Could be a shorted zener. Or it could be a shorted 8V output on J3. I would first give a quick glance to the wiring between the power supply and the transformer.

Typo.
J3... not J1.

Quick question -- is this with or without the connector installed on J3?
Without connector installed - definitely bad zener.
With connector installed - still could be external short.

The 74V on the input is actually a bit low.... but the output of a regulator can't be higher than the input so something is being measured wrong.
Measure those voltages one more time - black lead of meter to pin 5 of J3.
Red lead of meter to:
Banded end of CR7 to measure input voltage.
Banded end of CR12 to measure output voltage.

As mister Cactus Jack said -- if you managed to kill the 8V zener which is on J3 then something else on J3 may have also gone awry at the same time.

I thought the design flaw of the RD Gottlieb board was fixed when he changed U1 from an LM317AHVT to a TL783CKC (along with associated circuitry). You might have one of the older boards.
The Ni-wumph / RD issue isn't really an RD issue... nor is it really a Ni-wumph issue. Neither one has a defective design where this problem is concerned... the two boards just don't like each other. Has to do with switch on speed of the RD power supply versus reset timing of the Ni-Wumph board. To fix this - the RD board could add a "soft start" capability but I don't think his 5V regulator supports that. Or the Ni-Wumph board could revise their reset to a solid state power up reset. Either remedy would require PCB changes which aren't cheap.

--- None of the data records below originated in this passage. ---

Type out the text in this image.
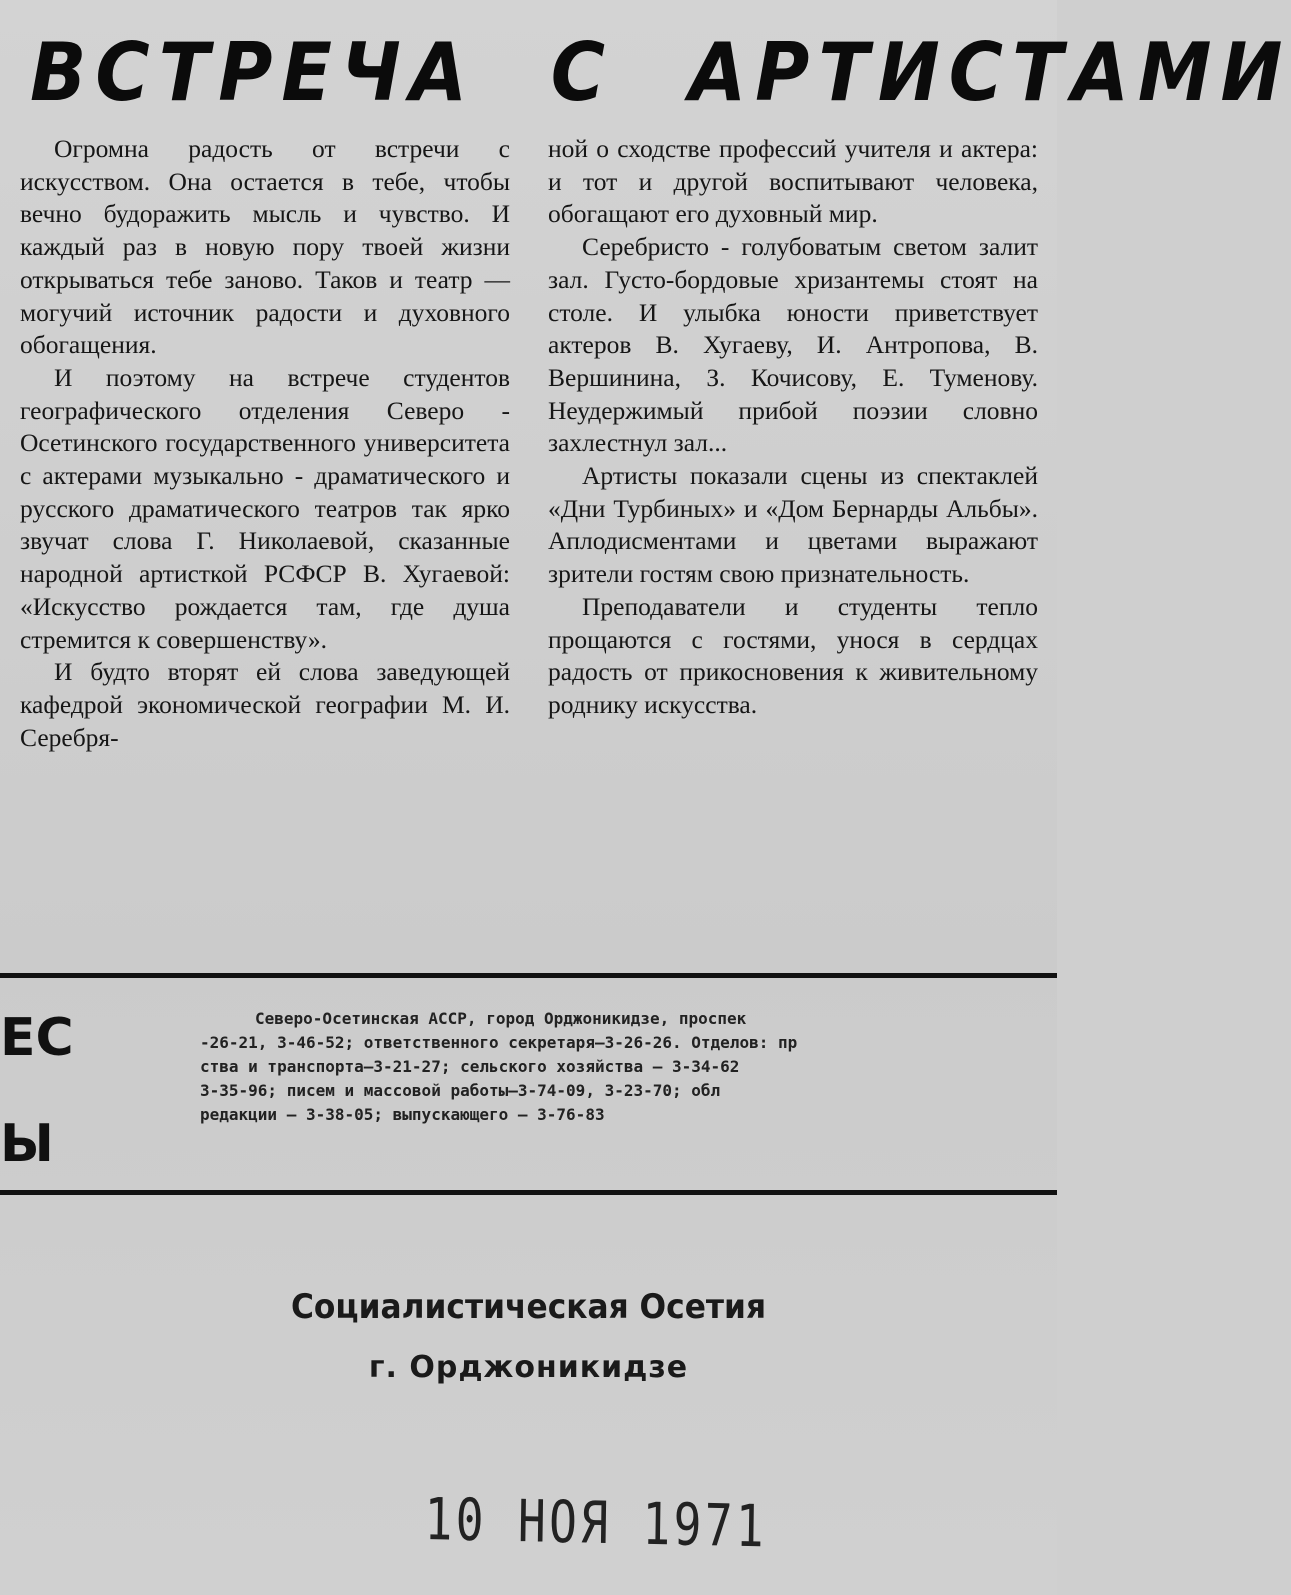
ВСТРЕЧА С АРТИСТАМИ

Огромна радость от встречи с искусством. Она остается в тебе, чтобы вечно будоражить мысль и чувство. И каждый раз в новую пору твоей жизни открываться тебе заново. Таков и театр — могучий источник радости и духовного обогащения.

И поэтому на встрече студентов географического отделения Северо - Осетинского государственного университета с актерами музыкально - драматического и русского драматического театров так ярко звучат слова Г. Николаевой, сказанные народной артисткой РСФСР В. Хугаевой: «Искусство рождается там, где душа стремится к совершенству».

И будто вторят ей слова заведующей кафедрой экономической географии М. И. Серебря-

ной о сходстве профессий учителя и актера: и тот и другой воспитывают человека, обогащают его духовный мир.

Серебристо - голубоватым светом залит зал. Густо-бордовые хризантемы стоят на столе. И улыбка юности приветствует актеров В. Хугаеву, И. Антропова, В. Вершинина, З. Кочисову, Е. Туменову. Неудержимый прибой поэзии словно захлестнул зал...

Артисты показали сцены из спектаклей «Дни Турбиных» и «Дом Бернарды Альбы». Аплодисментами и цветами выражают зрители гостям свою признательность.

Преподаватели и студенты тепло прощаются с гостями, унося в сердцах радость от прикосновения к живительному роднику искусства.

ЕС
Ы
Северо-Осетинская АССР, город Орджоникидзе, проспек
-26-21, 3-46-52; ответственного секретаря—3-26-26. Отделов: пр
ства и транспорта—3-21-27; сельского хозяйства — 3-34-62
3-35-96; писем и массовой работы—3-74-09, 3-23-70; обл
редакции — 3-38-05; выпускающего — 3-76-83
Социалистическая Осетия
г. Орджоникидзе
10 НОЯ 1971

Yes, there is an increase but you're looking at the wrong place - it is the 60VAC that is being rectified, not the 74VDC (which is already rectified and filtered).

The input voltage is 60VAC. After the full wave bridge rectification (measured across the input cap) -- you will have roughly 60 x 1.414 or approx 84V for your peak voltage (unloaded). This is where the approximate 90VDC comes from, an approximate value because the 60VAC input voltage is an approximation. This is DC voltage at this point, not AC voltage. Make sure you are measuring with your meter set to DC voltage and not AC. If set to AC voltage, you are measuring your ripple voltage - a different animal.
This 90VDC should be going *into* the regulator but you list 74VDC as the input voltage. The 74 is below normal.
Coming out of the regulator, you listed 95V. This is not a step up type voltage regulator and an increase in voltage is not possible on his output. That is why you have either a voltage measurement problem or you are feeding high voltage back to the regulator outputs within the wiring.

Those two photos were more than all the verbage above that post.
Like Mr Cactus Jack said --> shorted regulator. End of story, look no further.

Input of 74VAC -- you should get (74 x 1.414) - (2 x 0.7) = 103.2 volts on your input. Rather high but not the issue as the System 1 regulator should be able to handle this. And you see nearly the full voltage on the output (102.7) -- the regulator isn't doing anything ... it's shorted.

Look at U1 -- what is the part number of the existing regulator?
If it is the LM317AHV - it's a known problem with that design. The LM317AHV can withstand an absolute maximum of 60 volts between input and output voltage. During normal operation - you have 102 volts on the input with an output of 60 volts --> a 42 volt differential and still within spec.
BUT if you were to ever short the output and during power-up period, you would have that 103 volts on the input and 0 volts on the output. Part would be running at 175% of absolute maximum ratings - that does mean and nasty things to these regulators. The National Semiconductor field application engineer (hopefully, they all found new employment by now) - actually said the power-up period would probably kill more of these than the shorted output.

If it's the LM317AHV, see if Jim has a resistor mod to change that to the more robust Texas Instruments TL783. This part can withstand a differential up to 125V. Same pinout (if I remember correctly) but requires different resistor values.